You probably don’t need my soapbox speech about how scary this situation is, however I do feel that the story deserves recognition. It continues to shed light on how our tattered healthcare industry has continued to minimize the experience of the healthcare user, the person who’s life may depend on their care (and subsequent payment) from the large firm. They choose, instead, to place emphasis on the firm, corporate goals, and on commoditizing healthcare. While it may be true that having a nursing staff review medical records is efficient to meet goals, it is not efficient in providing quality healthcare.
Gillen Washington – behind Aetna’s Claim Denial
The industry is already known for its lack of transparency. It comes as no surprise to me that the person leading the charge in uncovering Aetna’s practices is only 23 years old. A millennial young enough to normally not have undergone any kind of invasive surgery at that point in his life, and should likely have never been denied his claim, may be responsible for changing the greater health insurance industry.

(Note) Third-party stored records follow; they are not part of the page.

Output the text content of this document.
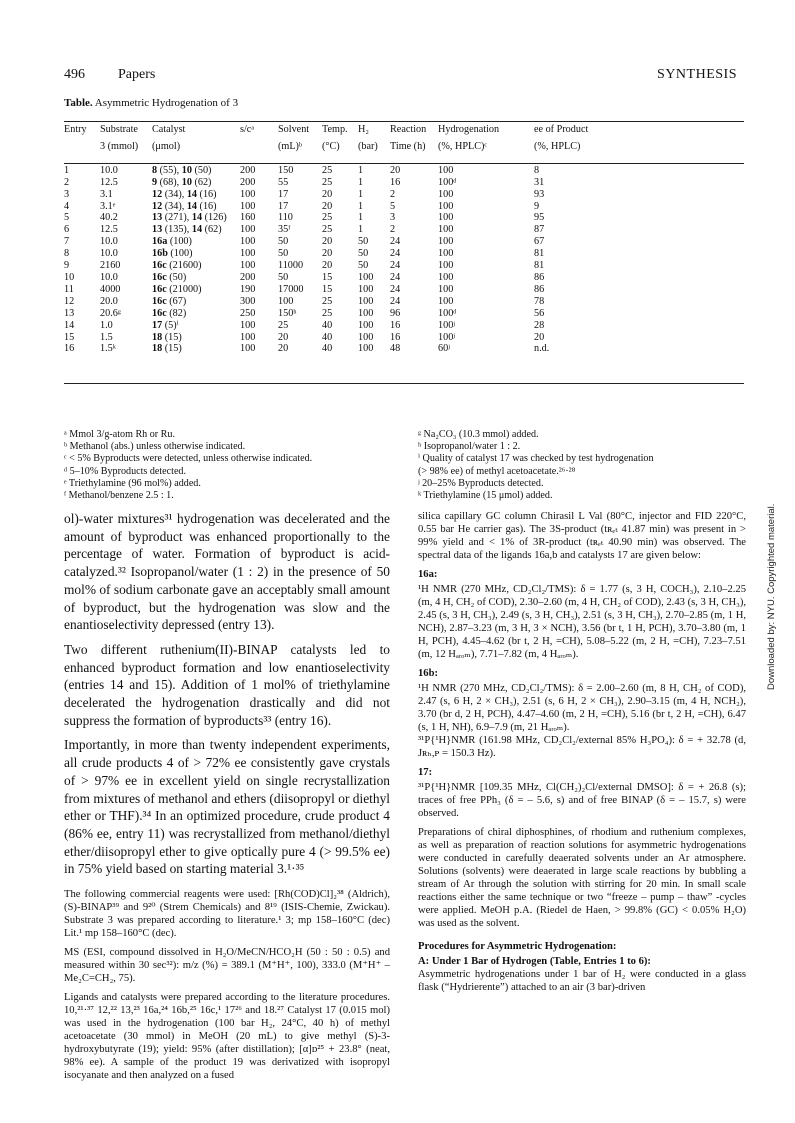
496 Papers	SYNTHESIS
Table. Asymmetric Hydrogenation of 3
Entry	Substrate	Catalyst	s/cᵃ	Solvent	Temp.	H₂	Reaction	Hydrogenation	ee of Product
	3 (mmol)	(μmol)		(mL)ᵇ	(°C)	(bar)	Time (h)	(%, HPLC)ᶜ	(%, HPLC)
1	10.0	8 (55), 10 (50)	200	150	25	1	20	100	8
2	12.5	9 (68), 10 (62)	200	55	25	1	16	100ᵈ	31
3	3.1	12 (34), 14 (16)	100	17	20	1	2	100	93
4	3.1ᵉ	12 (34), 14 (16)	100	17	20	1	5	100	9
5	40.2	13 (271), 14 (126)	160	110	25	1	3	100	95
6	12.5	13 (135), 14 (62)	100	35ᶠ	25	1	2	100	87
7	10.0	16a (100)	100	50	20	50	24	100	67
8	10.0	16b (100)	100	50	20	50	24	100	81
9	2160	16c (21600)	100	11000	20	50	24	100	81
10	10.0	16c (50)	200	50	15	100	24	100	86
11	4000	16c (21000)	190	17000	15	100	24	100	86
12	20.0	16c (67)	300	100	25	100	24	100	78
13	20.6ᵍ	16c (82)	250	150ʰ	25	100	96	100ᵈ	56
14	1.0	17 (5)ⁱ	100	25	40	100	16	100ʲ	28
15	1.5	18 (15)	100	20	40	100	16	100ʲ	20
16	1.5ᵏ	18 (15)	100	20	40	100	48	60ʲ	n.d.
ᵃ Mmol 3/g-atom Rh or Ru.
ᵇ Methanol (abs.) unless otherwise indicated.
ᶜ < 5% Byproducts were detected, unless otherwise indicated.
ᵈ 5–10% Byproducts detected.
ᵉ Triethylamine (96 mol%) added.
ᶠ Methanol/benzene 2.5 : 1.
ᵍ Na₂CO₃ (10.3 mmol) added.
ʰ Isopropanol/water 1 : 2.
ⁱ Quality of catalyst 17 was checked by test hydrogenation
(> 98% ee) of methyl acetoacetate.²⁶·²⁸
ʲ 20–25% Byproducts detected.
ᵏ Triethylamine (15 μmol) added.

ol)-water mixtures³¹ hydrogenation was decelerated and the amount of byproduct was enhanced proportionally to the percentage of water. Formation of byproduct is acid-catalyzed.³² Isopropanol/water (1 : 2) in the presence of 50 mol% of sodium carbonate gave an acceptably small amount of byproduct, but the hydrogenation was slow and the enantioselectivity depressed (entry 13).

Two different ruthenium(II)-BINAP catalysts led to enhanced byproduct formation and low enantioselectivity (entries 14 and 15). Addition of 1 mol% of triethylamine decelerated the hydrogenation drastically and did not suppress the formation of byproducts³³ (entry 16).

Importantly, in more than twenty independent experiments, all crude products 4 of > 72% ee consistently gave crystals of > 97% ee in excellent yield on single recrystallization from mixtures of methanol and ethers (diisopropyl or diethyl ether or THF).³⁴ In an optimized procedure, crude product 4 (86% ee, entry 11) was recrystallized from methanol/diethyl ether/diisopropyl ether to give optically pure 4 (> 99.5% ee) in 75% yield based on starting material 3.¹·³⁵

The following commercial reagents were used: [Rh(COD)Cl]₂³⁸ (Aldrich), (S)-BINAP³⁹ and 9²⁰ (Strem Chemicals) and 8¹⁹ (ISIS-Chemie, Zwickau). Substrate 3 was prepared according to literature.¹ 3; mp 158–160°C (dec) Lit.¹ mp 158–160°C (dec).

MS (ESI, compound dissolved in H₂O/MeCN/HCO₂H (50 : 50 : 0.5) and measured within 30 sec³²): m/z (%) = 389.1 (M⁺H⁺, 100), 333.0 (M⁺H⁺ – Me₂C=CH₂, 75).

Ligands and catalysts were prepared according to the literature procedures. 10,²¹·³⁷ 12,²² 13,²³ 16a,²⁴ 16b,²⁵ 16c,¹ 17²⁶ and 18.²⁷ Catalyst 17 (0.015 mol) was used in the hydrogenation (100 bar H₂, 24°C, 40 h) of methyl acetoacetate (30 mmol) in MeOH (20 mL) to give methyl (S)-3-hydroxybutyrate (19); yield: 95% (after distillation); [α]ᴅ²⁵ + 23.8° (neat, 98% ee). A sample of the product 19 was derivatized with isopropyl isocyanate and then analyzed on a fused

silica capillary GC column Chirasil L Val (80°C, injector and FID 220°C, 0.55 bar He carrier gas). The 3S-product (tʀₑₜ 41.87 min) was present in > 99% yield and < 1% of 3R-product (tʀₑₜ 40.90 min) was observed. The spectral data of the ligands 16a,b and catalysts 17 are given below:

16a:

¹H NMR (270 MHz, CD₂Cl₂/TMS): δ = 1.77 (s, 3 H, COCH₃), 2.10–2.25 (m, 4 H, CH₂ of COD), 2.30–2.60 (m, 4 H, CH₂ of COD), 2.43 (s, 3 H, CH₃), 2.45 (s, 3 H, CH₃), 2.49 (s, 3 H, CH₃), 2.51 (s, 3 H, CH₃), 2.70–2.85 (m, 1 H, NCH), 2.87–3.23 (m, 3 H, 3 × NCH), 3.56 (br t, 1 H, PCH), 3.70–3.80 (m, 1 H, PCH), 4.45–4.62 (br t, 2 H, =CH), 5.08–5.22 (m, 2 H, =CH), 7.23–7.51 (m, 12 Hₐᵣₒₘ), 7.71–7.82 (m, 4 Hₐᵣₒₘ).

16b:

¹H NMR (270 MHz, CD₂Cl₂/TMS): δ = 2.00–2.60 (m, 8 H, CH₂ of COD), 2.47 (s, 6 H, 2 × CH₃), 2.51 (s, 6 H, 2 × CH₃), 2.90–3.15 (m, 4 H, NCH₂), 3.70 (br d, 2 H, PCH), 4.47–4.60 (m, 2 H, =CH), 5.16 (br t, 2 H, =CH), 6.47 (s, 1 H, NH), 6.9–7.9 (m, 21 Hₐᵣₒₘ).

³¹P{¹H}NMR (161.98 MHz, CD₂Cl₂/external 85% H₃PO₄): δ = + 32.78 (d, Jʀₕ,ᴘ = 150.3 Hz).

17:

³¹P{¹H}NMR [109.35 MHz, Cl(CH₂)₂Cl/external DMSO]: δ = + 26.8 (s); traces of free PPh₃ (δ = – 5.6, s) and of free BINAP (δ = – 15.7, s) were observed.

Preparations of chiral diphosphines, of rhodium and ruthenium complexes, as well as preparation of reaction solutions for asymmetric hydrogenations were conducted in carefully deaerated solvents under an Ar atmosphere. Solutions (solvents) were deaerated in large scale reactions by bubbling a stream of Ar through the solution with stirring for 20 min. In small scale reactions either the same technique or two “freeze – pump – thaw” -cycles were applied. MeOH p.A. (Riedel de Haen, > 99.8% (GC) < 0.05% H₂O) was used as the solvent.

Procedures for Asymmetric Hydrogenation:
A: Under 1 Bar of Hydrogen (Table, Entries 1 to 6):

Asymmetric hydrogenations under 1 bar of H₂ were conducted in a glass flask (“Hydrierente”) attached to an air (3 bar)-driven

Downloaded by: NYU. Copyrighted material.
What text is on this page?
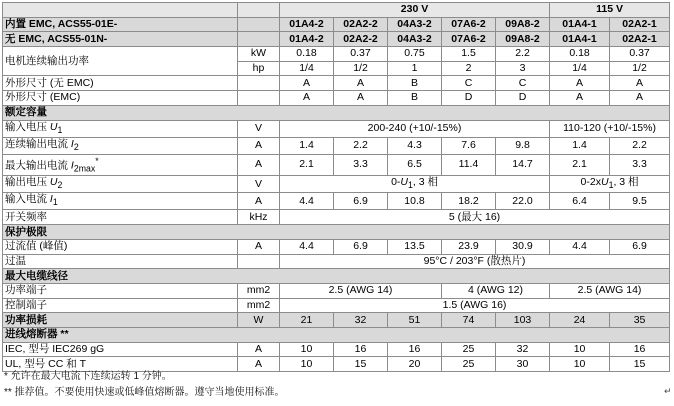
		230 V					115 V	
内置 EMC, ACS55-01E-		01A4-2	02A2-2	04A3-2	07A6-2	09A8-2	01A4-1	02A2-1
无 EMC, ACS55-01N-		01A4-2	02A2-2	04A3-2	07A6-2	09A8-2	01A4-1	02A2-1
电机连续输出功率	kW	0.18	0.37	0.75	1.5	2.2	0.18	0.37
	hp	1/4	1/2	1	2	3	1/4	1/2
外形尺寸 (无 EMC)		A	A	B	C	C	A	A
外形尺寸 (EMC)		A	A	B	D	D	A	A
额定容量								
输入电压 $U_1$	V	200-240 (+10/-15%)					110-120 (+10/-15%)	
连续输出电流 $I_2$	A	1.4	2.2	4.3	7.6	9.8	1.4	2.2
最大输出电流 $I_{2max}^*$	A	2.1	3.3	6.5	11.4	14.7	2.1	3.3
输出电压 $U_2$	V	$0-U_1$, 3 相					$0-2xU_1$, 3 相	
输入电流 $I_1$	A	4.4	6.9	10.8	18.2	22.0	6.4	9.5
开关频率	kHz	5 (最大 16)						
保护极限								
过流值 (峰值)	A	4.4	6.9	13.5	23.9	30.9	4.4	6.9
过温		95°C / 203°F (散热片)						
最大电缆线径								
功率端子	mm2	2.5 (AWG 14)			4 (AWG 12)		2.5 (AWG 14)	
控制端子	mm2	1.5 (AWG 16)						
功率损耗	W	21	32	51	74	103	24	35
进线熔断器 **								
IEC, 型号 IEC269 gG	A	10	16	16	25	32	10	16
UL, 型号 CC 和 T	A	10	15	20	25	30	10	15
* 允许在最大电流下连续运转 1 分钟。
** 推荐值。不要使用快速或低峰值熔断器。遵守当地使用标准。	↵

What do millennials have to do with it?
A recent article about marketing in healthcare explored a few ways in which the millennial generation is commonly misconstrued, especially by corporate giants like Aetna. And it shows an uncanny amount of parallels in how Aetna came to be under so much fire.
The article looks primarily at the following qualities and trends in how millennials view healthcare:
- They want to be engaged – the generation wants a 2 way street, they want to be heard and converse with their doctor to find solutions. Not to just show up, be told what the treatment is and go home.
- Millennials are researchers – They will spend time researching prices, procedures and ailments. They want to know what they’re up against in their treatment and be included in the conversation.
- They expect transparency – Being on the receiving end of a rough job market with high student loans will do this. Millennials want to know what the cost of their care is, and who it’s going to. Pure and simple. They’re good at researching and expect that prices should be available to them online.
What comes next?
It seems slightly odd that the two stories have come out within 24 hours of each other. But sometimes a story writes itself. I think that Aetna has demonstrated that they are the company that does things the old way. The business way. The way that got our healthcare to the place it’s currently in. A generation of healthcare consumers (essentially coming into the market for the first time, as they traditionally haven’t been “users” of healthcare at such a young age) that has different buying habits and demands will surely push the traditionalists to try a new way of doing business. A way that engages doctors with patients, and employees with their insurance plans.